Niché entre un salon de coiffure et un restaurant japonais, cette devanture jaune pissenlit nous fait de l’œil et attise notre curiosité. Mais que contiennent donc les murs du numéro 114 de l’avenue Parmentier ? Les têtes rousses, blondes ou brunes de la vitrine nous donnent la réponse. Henri Launay, réparateur de poupées, nous accueille dans sa boutique.
A peine la porte franchie qu’une véritable gymnastique des yeux commence. Où poser son regard ? Sur les petites mains qui dépassent des cartons ? Sur cette montagne de poupées sans têtes ? Ou sur les globes oculaires en plastique rangés dans leurs sachets ? Tournevis, paires de ciseaux, tubes de colles, tout traîne dans cet atelier. Pourtant, chaque outil semble être soigneusement posé à sa place. Après un tour d’horizon visuel de ce local insolite, c’est sur les yeux de Henri que l’on s’arrête. Son sourire en coin rassure dans cette ambiance, avouons-le, un peu particulière.
Réparateur de poupées depuis 1964, plus qu’un passe-temps, se retrouver dans son atelier est un réel besoin pour cet octogénaire. Quand il n’est pas ici, Henri fait de la moto où du tennis de table. « Pas du ping-pong hein ! Ca c’est pour les amateurs ! » s’exclame t-il. De l’humour, il en a. Et du talent aussi comme le témoignent les articles de presse américains et japonais qui sillonnent le mur de son magasin. Plus de doute, nous sommes face à un « magicien aux doigts de fée ».
Depuis le début de sa carrière, Henri a réparé plusieurs milliers de poupées. Et jamais un faux pas en 52 ans. Autrement dit, pas une seule figurine de cassé. Chapeau bas car la plupart de ces demoiselles possèdent la tête en « biscuit », dont la porcelaine cuite deux fois, se transforme en céramique particulièrement fragile. En faisant appel à un fournisseur de cheveux naturels, ce « chirurgien » emploie les grands moyens. C’est donc avec amour et soin du détail qu’il redonne vit à ses statuettes.
Mais il est difficile de faire la distinction parmi tous ces visages. Certains datent du XIXème siècle et valent près de 3 000 euros. De véritables petits bijoux pour les collectionneurs. Henri nous désigne également des modèles impossibles à retrouver de nos jours. Car en 1965, les baigneurs en celluloïd disparaissent de la circulation. En raison de leur composant inflammable, trop dangereux pour les enfants, leur vente devient interdite. Mais en récupérant quelques pièces dans les années soixante auprès des fabricants, ces poupées uniques se retrouvent aujourd’hui entre les mains du restaurateur.
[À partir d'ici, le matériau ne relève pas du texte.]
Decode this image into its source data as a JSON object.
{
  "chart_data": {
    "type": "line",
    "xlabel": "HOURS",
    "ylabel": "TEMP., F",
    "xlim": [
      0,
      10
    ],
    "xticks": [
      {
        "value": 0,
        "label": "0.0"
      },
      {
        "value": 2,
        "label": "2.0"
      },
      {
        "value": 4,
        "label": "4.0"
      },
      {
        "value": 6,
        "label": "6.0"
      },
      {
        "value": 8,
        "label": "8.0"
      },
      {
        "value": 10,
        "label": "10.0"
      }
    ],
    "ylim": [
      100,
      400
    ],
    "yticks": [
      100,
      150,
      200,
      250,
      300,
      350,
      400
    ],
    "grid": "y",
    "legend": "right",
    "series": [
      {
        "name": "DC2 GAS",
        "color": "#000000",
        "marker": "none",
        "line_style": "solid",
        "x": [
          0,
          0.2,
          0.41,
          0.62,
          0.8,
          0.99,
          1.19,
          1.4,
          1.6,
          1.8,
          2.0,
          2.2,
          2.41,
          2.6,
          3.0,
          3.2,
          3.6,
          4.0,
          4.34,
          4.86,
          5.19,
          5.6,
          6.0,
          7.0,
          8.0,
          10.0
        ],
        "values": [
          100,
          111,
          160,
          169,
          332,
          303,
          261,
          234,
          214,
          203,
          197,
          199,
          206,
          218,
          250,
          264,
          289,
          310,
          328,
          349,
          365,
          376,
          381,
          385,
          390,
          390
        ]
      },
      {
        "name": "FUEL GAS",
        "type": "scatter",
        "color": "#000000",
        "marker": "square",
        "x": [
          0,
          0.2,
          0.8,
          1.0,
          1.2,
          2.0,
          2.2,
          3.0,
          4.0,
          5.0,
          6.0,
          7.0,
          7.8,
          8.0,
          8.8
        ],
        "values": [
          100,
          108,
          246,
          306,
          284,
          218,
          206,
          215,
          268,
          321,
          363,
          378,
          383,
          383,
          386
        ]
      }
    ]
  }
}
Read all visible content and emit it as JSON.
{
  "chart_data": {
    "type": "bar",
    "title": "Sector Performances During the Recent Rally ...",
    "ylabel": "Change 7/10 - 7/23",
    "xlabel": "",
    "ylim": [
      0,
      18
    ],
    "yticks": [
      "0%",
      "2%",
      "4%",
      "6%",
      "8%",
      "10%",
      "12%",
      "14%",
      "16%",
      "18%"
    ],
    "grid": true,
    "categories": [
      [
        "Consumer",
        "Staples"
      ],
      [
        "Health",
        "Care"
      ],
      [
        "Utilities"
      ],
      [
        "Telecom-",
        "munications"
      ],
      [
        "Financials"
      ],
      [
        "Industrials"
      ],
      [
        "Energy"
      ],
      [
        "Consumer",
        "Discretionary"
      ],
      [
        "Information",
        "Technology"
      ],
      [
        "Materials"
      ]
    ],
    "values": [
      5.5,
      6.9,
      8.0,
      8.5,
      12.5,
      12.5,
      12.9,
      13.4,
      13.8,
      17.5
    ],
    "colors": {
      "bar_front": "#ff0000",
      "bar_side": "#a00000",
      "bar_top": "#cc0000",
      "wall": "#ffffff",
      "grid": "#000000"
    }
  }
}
« Avant j’étais dans la maroquinerie. Je réparais les sacs, les valises mais surtout les cartables en cuir des écoliers afin qu’ils se succèdent de génération en génération » nous confie t-il. Cette notion de transmission semble essentielle chez Henri. Et la poupée détient aussi cette particularité. Celle de résister à l’épreuve du temps et de posséder une forte valeur sentimentale. Mais pour cela, elle a besoin de passer entre les doigts prodigieux de Henri. A l’instar de cette lettre manuscrite, qui décore la vitrine, où un garçon de porcelaine, dénommé Victor, le sollicite pour qu’il répare sa tête. Ou encore, dans un autre papier, on découvre une belle histoire. Celle d’un soldat allemand qui, pendant la seconde guerre mondiale, offre une poupée à un petit garçon. Et grâce au savoir-faire et à la passion de Henri, celle-ci existe encore aujourd’hui et conserve son éclat d’antan.